With Brexit uncertainties dominating and traders seeing straight through the UK manufacturing pmi increase, the pound dived over 1% lower. The pound is finding some support at $1.26, however with the Brexit deal back in Parliament next week to be debated, it is doubtful how long $1.26 will hold for. With sentiment across the globe lower on global growth concerns and Brexit uncertainties lingering, there are few reasons to buy into the pound right now.
Flight to Safety
Whilst riskier assets suffered at the hands of investors, a move higher in gold and the Japanese yen indicated a broad flight to safety. The yen rallied to its highest level since early June versus the dollar rallying over 0.8%. Meanwhile gold continued its ascent.

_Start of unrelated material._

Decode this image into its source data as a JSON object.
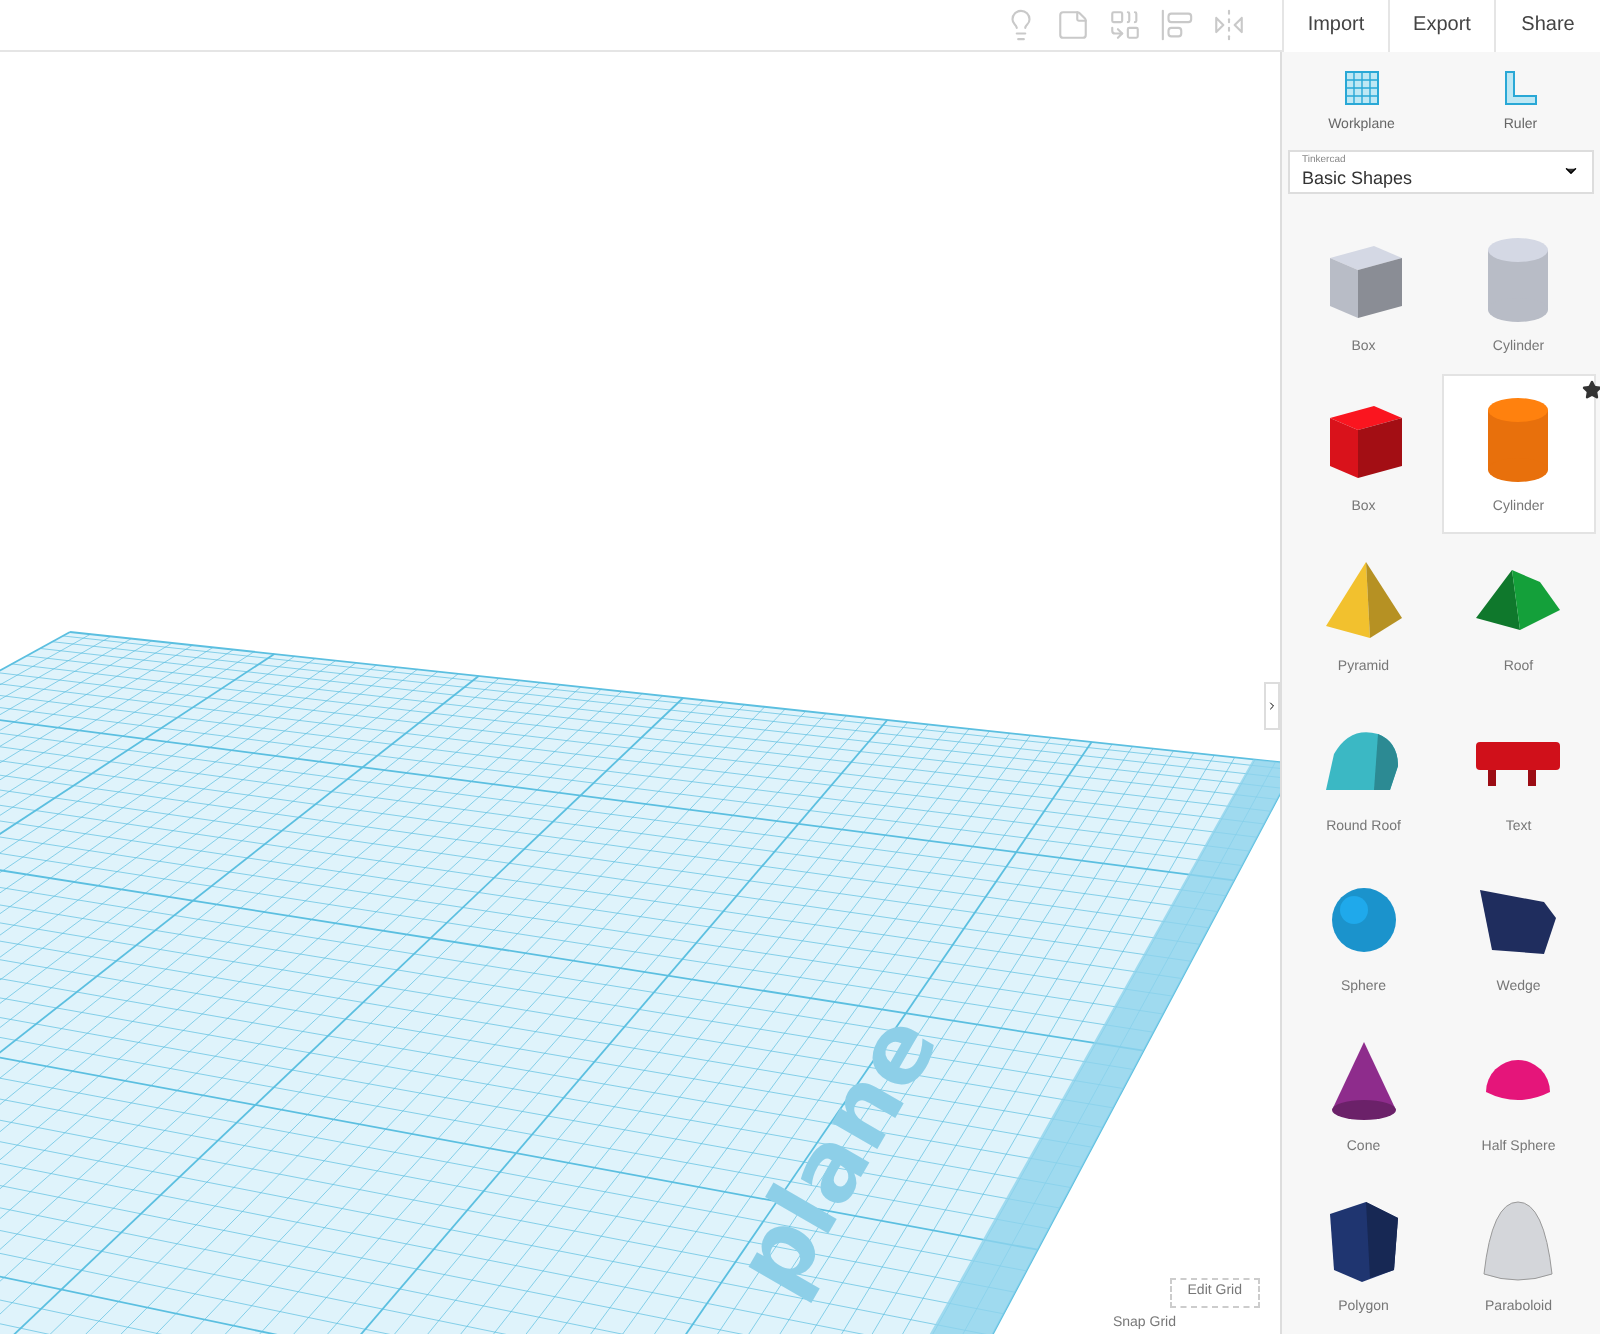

Gold hit a six-month high in trade on Wednesday. It is up some 10% since August and has climbed $50 over the past week. As global growth fears increase, and the chances of further Fed hikes diminish, the appeal of non -interest bearing gold is growing. The markets are currently not pricing in any rate Fed hikes over the coming year, attention will now turn to Friday’s non-farm payroll data. A weaker than forecast reading could feed fears over growth concerns and give fresh legs to gold’s recent rally.